最後に武田だが、一番条件に合っているんだよな。もし、婚姻するならば相手は武田勝頼、今はまだ諏訪勝頼か。勝頼が相手になる。年齢的にも身分的にも問題は無い、が……。武田と同盟してもそこまでメリットがないんだよなぁ。信玄は欲深坊主だし、家臣は御館様命だし……。どうせしばらくしたら今川との同盟も破棄して攻め込むからなぁ。たとえ同盟を結んだとしても利点が少ないんだよなぁ。まぁ畿内を統治する迄の時間は稼げると思うけど……。一番不憫なのはお市なんだよな。潰すと分かっている所に嫁がせるのは……、少し憚られるなぁ。
……仕方ないか。乱世って生きづらいな。
……話を変えるか。二つ目の問題は兵を揃えなければならない事だ。今迄は城の常備兵を率いていたが、兄から「私兵を用意せよ」との命令があった。これまた面倒だ……。兵は五百〜千程集め、戦で使い物になるようにしろとの事だ。一応精鋭は十八人いるけど……。自分の事で精一杯なのに、兵を鍛えなければならないなんて……。また用兵術を学ばないとなぁ。

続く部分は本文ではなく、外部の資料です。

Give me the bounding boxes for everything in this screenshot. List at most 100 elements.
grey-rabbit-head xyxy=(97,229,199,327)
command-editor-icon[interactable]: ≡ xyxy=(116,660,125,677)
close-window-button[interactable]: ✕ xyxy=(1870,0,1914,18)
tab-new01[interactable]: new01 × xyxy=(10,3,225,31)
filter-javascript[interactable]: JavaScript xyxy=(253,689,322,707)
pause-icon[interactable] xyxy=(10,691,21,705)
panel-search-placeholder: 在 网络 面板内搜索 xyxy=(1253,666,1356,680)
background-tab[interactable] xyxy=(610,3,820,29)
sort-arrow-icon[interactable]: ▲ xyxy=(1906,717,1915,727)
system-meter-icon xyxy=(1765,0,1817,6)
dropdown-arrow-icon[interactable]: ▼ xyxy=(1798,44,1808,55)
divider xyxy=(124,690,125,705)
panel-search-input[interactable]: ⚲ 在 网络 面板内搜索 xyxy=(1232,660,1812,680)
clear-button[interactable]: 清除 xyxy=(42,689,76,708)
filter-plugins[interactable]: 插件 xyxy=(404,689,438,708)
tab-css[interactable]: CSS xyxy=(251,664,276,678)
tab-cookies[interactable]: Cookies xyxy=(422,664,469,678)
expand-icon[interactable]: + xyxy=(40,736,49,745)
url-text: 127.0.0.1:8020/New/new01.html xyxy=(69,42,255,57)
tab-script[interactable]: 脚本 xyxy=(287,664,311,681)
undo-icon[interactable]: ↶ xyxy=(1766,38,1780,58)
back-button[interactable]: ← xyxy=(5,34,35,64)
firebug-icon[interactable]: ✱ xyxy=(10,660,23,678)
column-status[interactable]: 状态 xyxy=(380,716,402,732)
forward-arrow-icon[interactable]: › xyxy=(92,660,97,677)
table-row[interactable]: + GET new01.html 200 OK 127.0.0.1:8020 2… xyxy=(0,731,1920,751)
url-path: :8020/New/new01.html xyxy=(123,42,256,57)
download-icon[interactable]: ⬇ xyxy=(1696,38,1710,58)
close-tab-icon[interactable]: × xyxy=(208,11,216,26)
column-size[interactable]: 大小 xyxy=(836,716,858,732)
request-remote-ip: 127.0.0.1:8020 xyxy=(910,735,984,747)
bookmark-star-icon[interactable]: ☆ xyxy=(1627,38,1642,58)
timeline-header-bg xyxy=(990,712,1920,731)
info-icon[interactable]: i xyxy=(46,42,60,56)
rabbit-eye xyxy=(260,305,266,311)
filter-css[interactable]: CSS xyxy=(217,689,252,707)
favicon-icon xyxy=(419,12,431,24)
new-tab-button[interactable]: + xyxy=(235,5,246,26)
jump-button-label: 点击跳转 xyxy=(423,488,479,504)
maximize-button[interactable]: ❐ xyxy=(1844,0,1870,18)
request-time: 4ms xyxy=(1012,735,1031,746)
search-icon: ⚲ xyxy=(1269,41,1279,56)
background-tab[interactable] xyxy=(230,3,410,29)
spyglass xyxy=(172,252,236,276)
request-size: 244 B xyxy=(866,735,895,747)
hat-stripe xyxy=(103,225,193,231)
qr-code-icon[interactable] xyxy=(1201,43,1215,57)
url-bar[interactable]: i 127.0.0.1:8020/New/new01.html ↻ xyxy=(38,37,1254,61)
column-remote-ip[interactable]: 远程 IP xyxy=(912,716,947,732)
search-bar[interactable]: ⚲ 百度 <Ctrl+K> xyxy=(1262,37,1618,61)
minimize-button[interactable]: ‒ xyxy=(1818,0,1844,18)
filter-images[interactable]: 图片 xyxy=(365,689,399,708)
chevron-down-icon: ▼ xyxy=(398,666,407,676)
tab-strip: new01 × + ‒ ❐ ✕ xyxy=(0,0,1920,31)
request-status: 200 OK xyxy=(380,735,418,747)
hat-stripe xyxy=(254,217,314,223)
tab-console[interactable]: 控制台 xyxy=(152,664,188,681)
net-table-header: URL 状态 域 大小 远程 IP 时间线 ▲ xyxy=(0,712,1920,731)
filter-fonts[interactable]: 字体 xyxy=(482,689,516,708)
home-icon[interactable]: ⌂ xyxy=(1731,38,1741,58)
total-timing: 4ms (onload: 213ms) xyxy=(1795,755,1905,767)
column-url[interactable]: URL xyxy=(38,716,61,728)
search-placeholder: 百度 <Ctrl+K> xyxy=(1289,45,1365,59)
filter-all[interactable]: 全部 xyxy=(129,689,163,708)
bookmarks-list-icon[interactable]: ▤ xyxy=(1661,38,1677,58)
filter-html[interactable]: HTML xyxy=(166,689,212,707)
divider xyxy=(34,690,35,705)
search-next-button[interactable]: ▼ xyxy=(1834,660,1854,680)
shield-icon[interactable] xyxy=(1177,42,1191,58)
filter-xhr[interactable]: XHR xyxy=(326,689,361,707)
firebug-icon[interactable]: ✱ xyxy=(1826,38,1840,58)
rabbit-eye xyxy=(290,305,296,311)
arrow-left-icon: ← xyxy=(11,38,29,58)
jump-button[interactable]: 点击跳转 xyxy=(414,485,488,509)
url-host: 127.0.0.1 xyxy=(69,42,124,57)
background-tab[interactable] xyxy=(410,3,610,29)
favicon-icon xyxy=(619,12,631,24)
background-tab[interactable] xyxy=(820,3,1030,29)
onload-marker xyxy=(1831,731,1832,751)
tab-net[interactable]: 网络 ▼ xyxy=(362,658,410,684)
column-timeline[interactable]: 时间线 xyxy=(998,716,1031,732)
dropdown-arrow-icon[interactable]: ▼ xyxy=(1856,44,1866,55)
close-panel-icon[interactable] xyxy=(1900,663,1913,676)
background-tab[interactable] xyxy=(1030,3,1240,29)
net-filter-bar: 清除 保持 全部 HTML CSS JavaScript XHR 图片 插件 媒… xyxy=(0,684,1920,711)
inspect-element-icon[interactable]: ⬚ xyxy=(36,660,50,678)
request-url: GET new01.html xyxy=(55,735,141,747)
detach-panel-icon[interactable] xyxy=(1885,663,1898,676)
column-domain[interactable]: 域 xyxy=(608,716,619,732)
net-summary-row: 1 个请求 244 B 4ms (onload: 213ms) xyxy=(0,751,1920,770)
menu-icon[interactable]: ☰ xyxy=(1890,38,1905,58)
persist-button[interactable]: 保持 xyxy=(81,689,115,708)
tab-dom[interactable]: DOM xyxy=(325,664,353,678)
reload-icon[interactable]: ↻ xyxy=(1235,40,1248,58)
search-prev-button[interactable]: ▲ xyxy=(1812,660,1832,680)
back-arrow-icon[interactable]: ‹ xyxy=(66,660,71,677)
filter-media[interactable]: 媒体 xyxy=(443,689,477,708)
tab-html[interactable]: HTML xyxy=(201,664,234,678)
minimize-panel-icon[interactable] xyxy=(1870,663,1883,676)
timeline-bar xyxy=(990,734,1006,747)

そして最後の問題は、領内の統治についてだ。領主になった時に石鹸や清酒、椎茸の生産方法を農民達に教えて以来、領内のことは一豊、山内伊右衛門一豊に丸投げしていたからな。先日、悲痛な文が送られてきた。……ごめんな。俺もこれからは手伝うからな。意外と槍働きよりも政の方が楽しいらしいな。それでも流石に手が回らないらしい。そろそろ意識を戦から内政に変えないとな。
そういえば、伊右衛門からの文には島左近清興の事についても書かれていたな。一族郎党丸ごと面倒を見ると言ったら、膝から崩れ落ちて、泣いて喜んだらしい。末代まで俺に忠誠を誓うとの事だ。良かった良かった。あの鬼左近を手に入れられたのは大きいな。領地に戻ったらすぐに能力値を見よう。楽しみだな。
これで伊右衛門に頼んでいた事は全て完了したかな。取り敢えずひと段落ついたな。そういえば美濃の事ばかりに気を取られていて外の細かい情勢がわからないな……。領地に戻って竜胆から話を聞かないと……。